The UFO community jumped on the Project Serpo story and its seemingly official whistleblower status, and many researchers were completely taken in by it all. The story made the rounds heavily on UFO-related and paranormal sites, and appeared on various paranormal radio programs and in countless articles, but at the same time cracks were starting to appear in the whole thing. The list of problems brought up with the whole Project Serpo story are numerous. One rests on one of the main informants in the case, Sergeant Richard Doty, who has been involved with spreading information about other UFO-relates cases and has largely been seen in the UFO community as unreliable and discredited. The various other supposed insiders who have stepped forward have largely proven to be unverifiable, with no way to know if they even have the credentials they say they do. It does not help that many of these whistleblowers have given conflicting and contradictory information with regards to the projects, and details have changed over time and with different versions of the story. Adding to all of this are the numerous inconsistencies, mathematical errors, and apparent lack of understanding of science, astronomy and physics demonstrated in these “official documents.” For instance, how does a ship travel 40 times the speed of light, and even if that were possible, how would it get 40 light years away in just 10 months? This is not to mention how such quick communications back and forth were made from Roswell to Serpo, with a message being expected to take 80 years from sending it to getting a reply. The report is riddled with oddities like this.

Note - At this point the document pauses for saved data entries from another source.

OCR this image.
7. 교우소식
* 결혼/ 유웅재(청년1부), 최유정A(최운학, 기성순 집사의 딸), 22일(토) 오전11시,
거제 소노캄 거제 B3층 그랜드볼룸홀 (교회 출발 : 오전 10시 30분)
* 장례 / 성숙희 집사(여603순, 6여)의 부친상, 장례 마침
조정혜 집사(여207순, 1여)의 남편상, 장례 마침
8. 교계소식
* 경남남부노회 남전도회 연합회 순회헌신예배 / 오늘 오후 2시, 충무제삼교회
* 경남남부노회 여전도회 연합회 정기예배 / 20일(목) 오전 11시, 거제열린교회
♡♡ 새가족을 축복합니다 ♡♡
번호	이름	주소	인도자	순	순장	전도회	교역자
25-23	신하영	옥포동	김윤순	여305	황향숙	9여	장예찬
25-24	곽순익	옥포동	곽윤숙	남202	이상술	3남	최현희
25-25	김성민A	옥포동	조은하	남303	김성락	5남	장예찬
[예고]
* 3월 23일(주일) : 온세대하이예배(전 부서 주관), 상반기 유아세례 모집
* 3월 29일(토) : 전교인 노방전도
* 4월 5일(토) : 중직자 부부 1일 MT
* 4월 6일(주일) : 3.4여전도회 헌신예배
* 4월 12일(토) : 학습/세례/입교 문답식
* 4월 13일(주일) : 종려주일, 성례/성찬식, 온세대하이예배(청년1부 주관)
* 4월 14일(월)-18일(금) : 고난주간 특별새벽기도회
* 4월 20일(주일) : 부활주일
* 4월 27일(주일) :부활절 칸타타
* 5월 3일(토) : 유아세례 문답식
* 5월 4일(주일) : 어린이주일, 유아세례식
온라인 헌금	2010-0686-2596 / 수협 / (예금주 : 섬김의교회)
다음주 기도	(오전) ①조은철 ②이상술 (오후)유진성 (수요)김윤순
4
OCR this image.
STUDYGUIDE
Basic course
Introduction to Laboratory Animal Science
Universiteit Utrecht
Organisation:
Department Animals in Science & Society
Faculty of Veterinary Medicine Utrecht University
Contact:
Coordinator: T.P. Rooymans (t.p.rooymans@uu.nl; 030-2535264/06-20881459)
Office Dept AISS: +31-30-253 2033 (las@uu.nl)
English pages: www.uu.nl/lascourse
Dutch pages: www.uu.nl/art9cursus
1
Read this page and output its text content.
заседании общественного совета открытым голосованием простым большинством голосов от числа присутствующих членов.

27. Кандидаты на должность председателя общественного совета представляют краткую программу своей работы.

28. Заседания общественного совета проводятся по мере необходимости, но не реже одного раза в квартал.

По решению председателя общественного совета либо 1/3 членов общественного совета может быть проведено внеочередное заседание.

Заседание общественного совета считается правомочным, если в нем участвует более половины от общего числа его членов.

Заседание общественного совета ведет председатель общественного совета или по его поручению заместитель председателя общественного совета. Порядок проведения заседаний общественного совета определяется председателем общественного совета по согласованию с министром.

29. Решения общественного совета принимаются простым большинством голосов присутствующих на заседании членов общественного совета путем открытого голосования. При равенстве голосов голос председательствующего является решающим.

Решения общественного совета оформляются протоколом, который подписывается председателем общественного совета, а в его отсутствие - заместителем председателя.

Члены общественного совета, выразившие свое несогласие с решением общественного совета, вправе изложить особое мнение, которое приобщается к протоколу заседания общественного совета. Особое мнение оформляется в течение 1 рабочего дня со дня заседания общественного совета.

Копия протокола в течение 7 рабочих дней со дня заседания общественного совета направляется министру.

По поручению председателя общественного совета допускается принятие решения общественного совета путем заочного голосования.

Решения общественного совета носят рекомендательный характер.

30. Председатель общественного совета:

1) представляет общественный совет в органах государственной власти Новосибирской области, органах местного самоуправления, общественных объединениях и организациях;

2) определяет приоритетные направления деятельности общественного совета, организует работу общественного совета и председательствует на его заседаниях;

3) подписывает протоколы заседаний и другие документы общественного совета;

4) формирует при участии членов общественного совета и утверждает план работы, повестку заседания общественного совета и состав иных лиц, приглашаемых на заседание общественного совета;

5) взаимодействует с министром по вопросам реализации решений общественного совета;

Perhaps most damning of all is that there has never been any hard evidence put forward for any of it. Nothing concrete has been turned up, no actual documents or diary, and it is all based on very official sounding, yet largely anonymous “whistleblowers,” the main one being a known spreader of disinformation. Also convenient is that all of the team that supposedly took part in the program have supposedly since passed away, so there is no way to possibly track them down. It is all an entertaining story that with all of the mention of official top secret documents sounds very intriguing and real, but which ultimately has no substance to it. Due to all of this, Project Serpo has mostly been deemed to have been a fiction and a hoax, either to troll the UFO community or as viral marketing, which sadly managed to trick many researchers who spread it around as factual. Indeed, Project Serpo has even been largely scoffed at even by Ufologists. In the meantime, many of those involved have continued to insist it is all real. Is it an elaborate hoax or is there something more to it? Whatever the case may be, it is all a very entertaining tale at the very least, and one of the weirder supposed events in Ufology.